Fit for purpose Exercising to exercise might sound like an anomaly, but get your stability right and you’ll be able run further, faster and more efficiently.
Running is a highly dynamic and stressful form of exercise, where you put more than three times your bodyweight through your legs on each stride, and in 60 minutes lose 1-2kg in fluid, burn 500 calories and subject your legs to 4,000 strides. If you look at the demands placed on your body, it becomes apparent that you shouldn’t just run to get fit, but you should also get fit to run. One of the elements of physical conditioning you need to concentrate on is stability and good proprioception (your body’s awareness of itself in space). In running, this is predominantly looked at as the core, pelvis and lower limbs.
Your body has two kinds of muscles – the ones that produce a joint movement (movers), which are on the surface, and the deeper stabiliser muscles, which help to support the joints during a movement. If your body’s stabilisers are working well, then the movers can work more efficiently and the joint is subject to less force and stress, thus there is a reduced chance of injury. This also leads to good balance, because when you land on uneven surfaces, you are able to maintain good stability.
Room for improvement
If you look at what happens when you run and some of the problems you may have due to poor stability, it can give you an idea of where you can improve. For example, when you land on your foot and the knee bends, it may fall inward to the midline, which is common with poor gluteal muscles (butt) and week quadriceps (front thighs). The pelvis may drop out to the side or drop down, which is again a common sign of gluteal weakness. Also, your lower back may flex to the side or slightly extend, which can be due to poor core muscles. These poor movements generally occur from poor stability and can lead to knee injuries, hip pain, spinal discomfort or even Achilles problems.
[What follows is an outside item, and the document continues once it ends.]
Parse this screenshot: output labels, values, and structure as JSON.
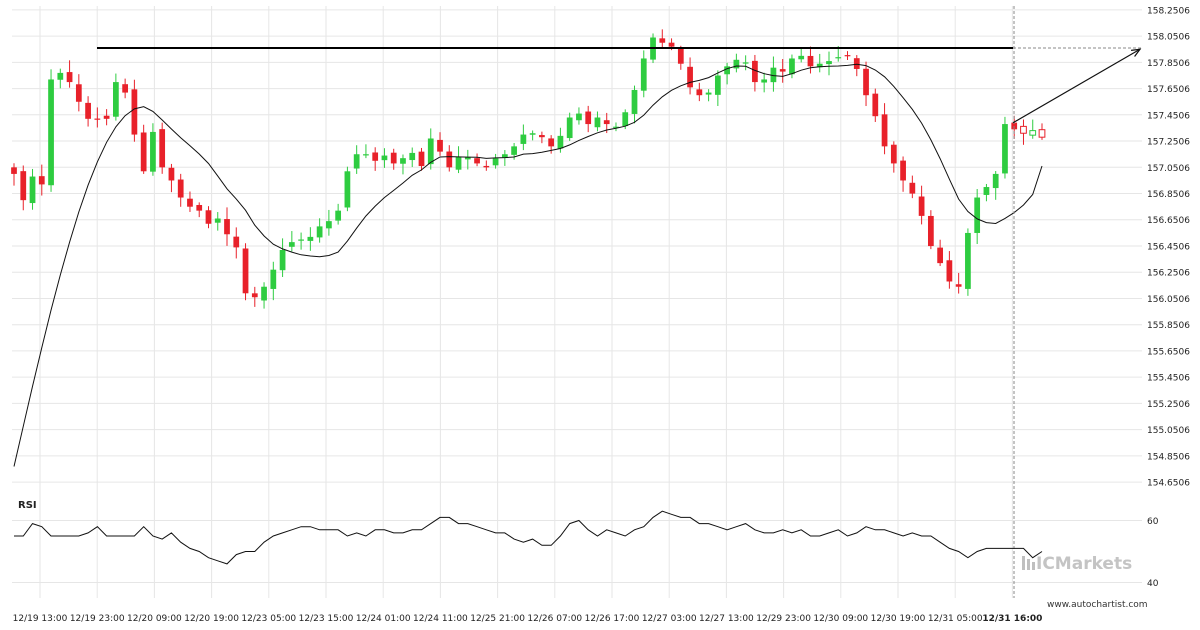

To improve these common areas, you need to strengthen your core muscles, pelvic stabilisers and also improve the eccentric strength of the quadriceps, not neglecting your balance.
Through some simple exercises, you can improve these areas and help to reduce your chance of injury. There are many combinations of stability exercises, but here are four basic ones to start with, plus some simple progressions if they get too easy.
1 Single-leg balance
Stand on one leg with your eyes open for 30 seconds and then your eyes closed for 30 seconds. Try to progress to unstable surfaces, such as a BOSU or wobble board.
2 Lunges with knee lift
From a lunge position, stand up bringing your back knee forwards and up to your chest. Return leg to floor and repeat the lunge. Progress to walking lunges.
In a box position straighten out one leg and the opposite arm. Then bend your knee again, pulling it under your body, and touch your knee with your hand. Repeat on the other side. Repeat ten times on each side. To progress, try doing a set of ten on each side before changing sides.
4 Side leg lifts
Lie on your side with your legs straight and together. Raise your top leg and slowly bring back to start. Repeat ten to 20 times or until fatigued. Progress by using an exercise band around your legs.